Lloyd Evans on the trend among British authors to sell their archives to the United States
The problem is that our state-funded bodies can’t hope to compete with the finances of freelance American universities, many of which are funded by billionaire old boys sprawling on pots of gold. And yet there are signs that the tide is turning. In January the Treasury agreed to maintain the budget of the National Heritage Memorial Fund at £10 million per year. Hurrah. The NHMF’s boringly bureaucratic name disguises its intrepid and heroic nature. It’s a sort of literary coastguard that picks up mayday signals from archives in danger of floating off-shore and launches a lifeboat to haul them back home.
The fund has scored two notable successes recently. Last December Harold Pinter sold his papers to the British Library for £1.1 million (supplemented by £216,000 from the NHMF), and a couple of years back the NHMF contributed a similar sum to secure the Coleridge archive for the nation. It’s easy to argue that this is reckless expenditure. The notebooks of a writer, unlike the finished products of painters or musicians, are quite extraneous to an appreciation of the published work. But leaving aside questions of artistic value, the financial outlay will repay itself in time. Scholars, biographers and poetry buffs wishing to inspect Coleridge’s rough drafts will, in perpetuity, have to visit Britain (rather than, say, Texas) in order to commune with the yellowing and inky parchments.

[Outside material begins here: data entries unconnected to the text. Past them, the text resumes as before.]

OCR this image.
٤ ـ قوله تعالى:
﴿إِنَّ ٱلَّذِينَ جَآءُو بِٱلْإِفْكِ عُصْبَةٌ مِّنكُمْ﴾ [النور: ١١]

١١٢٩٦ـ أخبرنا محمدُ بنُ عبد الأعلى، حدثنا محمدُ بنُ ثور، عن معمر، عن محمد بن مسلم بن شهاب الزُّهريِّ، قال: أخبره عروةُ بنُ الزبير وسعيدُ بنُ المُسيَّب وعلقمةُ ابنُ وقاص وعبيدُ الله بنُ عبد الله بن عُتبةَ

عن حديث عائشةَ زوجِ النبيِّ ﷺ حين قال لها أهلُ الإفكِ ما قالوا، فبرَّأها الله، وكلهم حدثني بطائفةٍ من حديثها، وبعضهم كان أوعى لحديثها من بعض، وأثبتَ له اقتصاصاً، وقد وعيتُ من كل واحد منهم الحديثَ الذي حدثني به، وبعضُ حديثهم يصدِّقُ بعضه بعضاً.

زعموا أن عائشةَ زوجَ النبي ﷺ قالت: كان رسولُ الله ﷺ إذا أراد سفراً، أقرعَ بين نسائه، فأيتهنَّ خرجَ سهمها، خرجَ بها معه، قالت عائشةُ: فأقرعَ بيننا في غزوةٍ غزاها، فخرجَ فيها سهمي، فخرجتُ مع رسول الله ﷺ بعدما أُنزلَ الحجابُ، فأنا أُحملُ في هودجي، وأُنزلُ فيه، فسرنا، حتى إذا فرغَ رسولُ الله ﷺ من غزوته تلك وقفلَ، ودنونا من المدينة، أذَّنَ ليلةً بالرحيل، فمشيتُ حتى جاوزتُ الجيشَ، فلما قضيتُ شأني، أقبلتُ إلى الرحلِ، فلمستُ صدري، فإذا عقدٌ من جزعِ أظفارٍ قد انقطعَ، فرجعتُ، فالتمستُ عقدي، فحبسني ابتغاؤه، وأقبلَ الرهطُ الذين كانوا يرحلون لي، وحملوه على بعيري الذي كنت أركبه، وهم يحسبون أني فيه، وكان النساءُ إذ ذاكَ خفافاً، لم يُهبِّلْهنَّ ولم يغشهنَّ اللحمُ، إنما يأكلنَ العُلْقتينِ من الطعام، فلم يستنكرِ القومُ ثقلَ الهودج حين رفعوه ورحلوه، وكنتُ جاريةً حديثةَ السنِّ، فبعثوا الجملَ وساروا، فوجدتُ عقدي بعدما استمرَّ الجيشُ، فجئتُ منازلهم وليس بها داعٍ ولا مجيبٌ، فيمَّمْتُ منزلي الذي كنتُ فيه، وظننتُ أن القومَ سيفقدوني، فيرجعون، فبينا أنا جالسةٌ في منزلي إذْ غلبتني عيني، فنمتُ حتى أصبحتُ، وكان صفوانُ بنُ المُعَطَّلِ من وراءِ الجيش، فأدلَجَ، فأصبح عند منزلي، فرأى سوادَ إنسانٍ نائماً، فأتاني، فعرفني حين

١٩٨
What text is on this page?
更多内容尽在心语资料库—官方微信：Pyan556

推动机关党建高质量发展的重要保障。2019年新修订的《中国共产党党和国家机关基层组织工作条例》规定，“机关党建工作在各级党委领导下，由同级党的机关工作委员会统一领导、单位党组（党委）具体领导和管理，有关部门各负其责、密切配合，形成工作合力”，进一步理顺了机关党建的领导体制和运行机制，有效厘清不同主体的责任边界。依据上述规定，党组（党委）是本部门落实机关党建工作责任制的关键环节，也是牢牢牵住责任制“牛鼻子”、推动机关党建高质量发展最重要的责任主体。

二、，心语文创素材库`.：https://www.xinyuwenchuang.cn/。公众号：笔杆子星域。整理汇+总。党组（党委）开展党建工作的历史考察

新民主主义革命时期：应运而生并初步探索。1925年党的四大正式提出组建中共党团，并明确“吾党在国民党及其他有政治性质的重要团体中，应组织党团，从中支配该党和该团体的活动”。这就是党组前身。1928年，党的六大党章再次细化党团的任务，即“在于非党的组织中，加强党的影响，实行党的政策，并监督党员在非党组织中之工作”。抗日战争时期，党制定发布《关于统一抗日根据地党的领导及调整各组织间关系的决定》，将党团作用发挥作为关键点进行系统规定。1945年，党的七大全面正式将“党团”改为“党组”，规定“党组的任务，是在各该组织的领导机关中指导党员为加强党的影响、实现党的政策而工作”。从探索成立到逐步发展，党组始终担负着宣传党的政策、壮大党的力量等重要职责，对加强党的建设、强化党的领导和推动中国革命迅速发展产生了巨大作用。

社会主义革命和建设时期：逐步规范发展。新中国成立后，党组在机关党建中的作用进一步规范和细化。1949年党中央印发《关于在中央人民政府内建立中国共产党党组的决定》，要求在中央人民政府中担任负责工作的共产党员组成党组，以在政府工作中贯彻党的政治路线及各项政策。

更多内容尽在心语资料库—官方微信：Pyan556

The British Library has displayed a few highlights from the Pinter archive in an exhibition which continues until 13 April. For Pinter anoraks this is an absolute must. You can watch his mind in action as he writes. The opening scene of Betrayal seems to have come to him fully fledged. The first draft written in Biro on a cheap A4 notebook is identical to the published version. Not so the first page of The Homecoming. Max’s savagely sentimental opening speech goes on for several minutes and has been heavily cut. It isn’t just too long, it’s also far too explicit. He calls himself a ‘villain’ and openly refers to his sons as ‘bastards’. The question of the boys’ paternity is one of the play’s driving forces and in the final draft Max never alludes to it openly. Instead audiences have to make the connection for themselves. This struck me as amazing. Pinter’s famously mysterious style isn’t so mysterious after all. He just chopped out the obvious stuff and left us to fill it in.